Le 6 juin 2019, les ministères des Anciens Combattants et de la Défense nationale et leurs hôtes français ont organisé des cérémonies pour commémorer le débarquement du 6 juin 1944. Ils en ont profité pour honorer lors d’une cérémonie subsidiaire un jeune Québécois de 16 ans, que certains estiment être le plus jeune Canadien tué au combat.

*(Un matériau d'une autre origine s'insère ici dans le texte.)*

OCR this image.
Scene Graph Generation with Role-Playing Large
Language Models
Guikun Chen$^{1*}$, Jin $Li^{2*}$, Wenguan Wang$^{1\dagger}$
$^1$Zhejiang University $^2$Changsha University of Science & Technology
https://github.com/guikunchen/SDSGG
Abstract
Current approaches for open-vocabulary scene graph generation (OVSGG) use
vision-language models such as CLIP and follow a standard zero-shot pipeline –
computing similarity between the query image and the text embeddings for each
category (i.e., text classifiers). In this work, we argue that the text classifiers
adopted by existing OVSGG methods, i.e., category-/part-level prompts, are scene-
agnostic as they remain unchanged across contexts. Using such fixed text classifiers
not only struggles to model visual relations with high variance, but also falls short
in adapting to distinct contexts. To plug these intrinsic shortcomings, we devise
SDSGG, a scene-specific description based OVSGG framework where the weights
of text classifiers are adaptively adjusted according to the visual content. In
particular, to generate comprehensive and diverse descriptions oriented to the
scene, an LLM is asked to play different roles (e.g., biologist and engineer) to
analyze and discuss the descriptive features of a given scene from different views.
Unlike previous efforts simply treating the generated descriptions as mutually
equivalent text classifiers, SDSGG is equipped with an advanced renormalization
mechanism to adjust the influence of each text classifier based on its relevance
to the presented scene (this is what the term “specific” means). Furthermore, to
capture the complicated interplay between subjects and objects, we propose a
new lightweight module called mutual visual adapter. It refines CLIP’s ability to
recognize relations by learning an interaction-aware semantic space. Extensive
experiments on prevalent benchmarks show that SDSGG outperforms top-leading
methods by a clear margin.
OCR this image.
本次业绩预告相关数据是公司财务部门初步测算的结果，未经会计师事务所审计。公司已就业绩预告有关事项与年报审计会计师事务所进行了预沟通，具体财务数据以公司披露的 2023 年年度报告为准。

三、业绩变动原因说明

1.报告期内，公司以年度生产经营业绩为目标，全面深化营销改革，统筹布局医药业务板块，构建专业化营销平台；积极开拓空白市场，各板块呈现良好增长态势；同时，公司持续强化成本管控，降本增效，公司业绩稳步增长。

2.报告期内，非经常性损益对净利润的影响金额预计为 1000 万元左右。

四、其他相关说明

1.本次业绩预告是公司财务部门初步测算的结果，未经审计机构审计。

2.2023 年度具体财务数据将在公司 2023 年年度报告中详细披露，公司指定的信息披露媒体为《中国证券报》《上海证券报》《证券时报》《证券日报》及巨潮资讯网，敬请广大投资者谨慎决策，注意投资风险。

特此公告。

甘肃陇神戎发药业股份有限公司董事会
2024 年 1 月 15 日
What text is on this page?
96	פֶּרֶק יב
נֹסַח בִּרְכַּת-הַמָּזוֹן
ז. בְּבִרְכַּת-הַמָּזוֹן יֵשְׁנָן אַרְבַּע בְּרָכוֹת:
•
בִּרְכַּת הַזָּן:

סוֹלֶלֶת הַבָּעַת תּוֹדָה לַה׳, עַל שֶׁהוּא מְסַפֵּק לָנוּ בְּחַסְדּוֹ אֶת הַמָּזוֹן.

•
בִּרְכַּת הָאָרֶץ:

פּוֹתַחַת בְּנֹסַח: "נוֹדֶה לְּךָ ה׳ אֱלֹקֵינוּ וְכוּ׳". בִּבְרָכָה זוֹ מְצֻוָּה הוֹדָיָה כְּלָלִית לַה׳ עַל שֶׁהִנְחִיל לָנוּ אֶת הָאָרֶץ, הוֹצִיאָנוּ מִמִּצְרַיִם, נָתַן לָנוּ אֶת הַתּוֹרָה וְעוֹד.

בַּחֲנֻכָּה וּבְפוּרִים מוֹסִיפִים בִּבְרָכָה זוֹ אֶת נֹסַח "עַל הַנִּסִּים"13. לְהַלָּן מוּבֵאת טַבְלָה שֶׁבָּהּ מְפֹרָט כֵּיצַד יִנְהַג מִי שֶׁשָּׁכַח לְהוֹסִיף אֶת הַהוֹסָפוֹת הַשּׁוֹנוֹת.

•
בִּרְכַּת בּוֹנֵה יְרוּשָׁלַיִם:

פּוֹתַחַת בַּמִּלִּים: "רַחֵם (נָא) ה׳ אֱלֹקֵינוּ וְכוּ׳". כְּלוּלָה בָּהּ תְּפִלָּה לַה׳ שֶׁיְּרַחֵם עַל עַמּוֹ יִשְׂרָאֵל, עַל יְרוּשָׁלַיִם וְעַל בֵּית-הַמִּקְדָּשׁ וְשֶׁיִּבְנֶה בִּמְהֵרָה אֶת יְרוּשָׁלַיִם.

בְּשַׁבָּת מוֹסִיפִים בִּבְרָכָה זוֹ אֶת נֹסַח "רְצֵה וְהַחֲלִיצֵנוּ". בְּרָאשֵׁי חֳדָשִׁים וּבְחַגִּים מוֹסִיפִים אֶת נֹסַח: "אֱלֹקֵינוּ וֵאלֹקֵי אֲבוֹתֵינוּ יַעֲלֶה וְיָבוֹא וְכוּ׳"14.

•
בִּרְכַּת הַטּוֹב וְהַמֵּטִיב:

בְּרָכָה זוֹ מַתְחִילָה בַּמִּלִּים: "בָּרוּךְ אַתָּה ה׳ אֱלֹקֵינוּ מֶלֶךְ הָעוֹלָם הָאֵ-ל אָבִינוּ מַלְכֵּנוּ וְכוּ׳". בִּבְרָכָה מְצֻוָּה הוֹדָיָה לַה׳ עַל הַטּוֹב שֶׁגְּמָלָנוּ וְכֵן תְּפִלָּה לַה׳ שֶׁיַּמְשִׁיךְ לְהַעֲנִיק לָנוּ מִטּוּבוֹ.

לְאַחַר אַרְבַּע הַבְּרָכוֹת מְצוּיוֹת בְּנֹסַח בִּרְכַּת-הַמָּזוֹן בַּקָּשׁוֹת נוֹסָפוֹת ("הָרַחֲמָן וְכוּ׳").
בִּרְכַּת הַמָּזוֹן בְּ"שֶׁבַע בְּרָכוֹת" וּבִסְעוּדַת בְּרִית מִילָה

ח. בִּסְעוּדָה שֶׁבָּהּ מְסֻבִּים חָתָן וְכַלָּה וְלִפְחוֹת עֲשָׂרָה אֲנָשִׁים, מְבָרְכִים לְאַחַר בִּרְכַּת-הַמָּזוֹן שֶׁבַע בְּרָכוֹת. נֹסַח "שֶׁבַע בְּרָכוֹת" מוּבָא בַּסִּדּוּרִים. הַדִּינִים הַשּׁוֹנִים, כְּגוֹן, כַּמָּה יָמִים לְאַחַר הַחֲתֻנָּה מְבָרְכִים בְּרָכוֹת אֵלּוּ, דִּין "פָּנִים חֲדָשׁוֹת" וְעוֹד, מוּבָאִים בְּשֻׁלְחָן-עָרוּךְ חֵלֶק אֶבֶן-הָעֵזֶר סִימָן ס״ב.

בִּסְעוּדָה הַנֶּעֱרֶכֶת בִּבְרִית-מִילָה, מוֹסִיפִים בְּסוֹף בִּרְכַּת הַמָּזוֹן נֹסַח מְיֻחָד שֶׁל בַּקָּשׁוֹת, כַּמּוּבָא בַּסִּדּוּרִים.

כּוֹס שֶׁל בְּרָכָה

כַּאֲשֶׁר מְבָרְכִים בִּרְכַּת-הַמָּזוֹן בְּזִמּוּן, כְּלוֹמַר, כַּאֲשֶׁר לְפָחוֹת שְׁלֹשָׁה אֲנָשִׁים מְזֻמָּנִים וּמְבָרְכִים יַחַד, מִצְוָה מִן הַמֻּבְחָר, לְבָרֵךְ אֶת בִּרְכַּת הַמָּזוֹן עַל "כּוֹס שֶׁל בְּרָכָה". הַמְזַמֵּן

Les commémorations militaires existent depuis longtemps. Leurs fonctions sont assez complexes : elles exaltaient souvent les nationalismes (on en sait quelque chose au Québec), avec un accent empreint de gloriole militaire et de courage véritable ou présumé (qui ne se rappelle Dollard-des-Ormeaux ?), bien qu’après l’Armistice de 1918 ce fut plutôt le sacrifice des simples combattants qui prit l’importance primordiale, du moins dans des pays comme la France, la Grande-Bretagne, l’Australie ou le Canada. La réconciliation d’anciens ennemis est également un motif, certes moins récurrent, mais sur lequel on a beaucoup insisté dans certains pays – réconciliation des Sudistes avec les Nordistes aux États-Unis au début du XXe siècle (il y a de formidables séquences d’époque de cela dans le documentaire de Ken Burns), celles des combattants français et allemands à Verdun du temps du président Mitterrand et du chancelier Kohl. Aujourd’hui, c’est la pérennité du souvenir, la « mémoire » historique des chercheurs contemporains[1], qui est à l’avant-scène[2].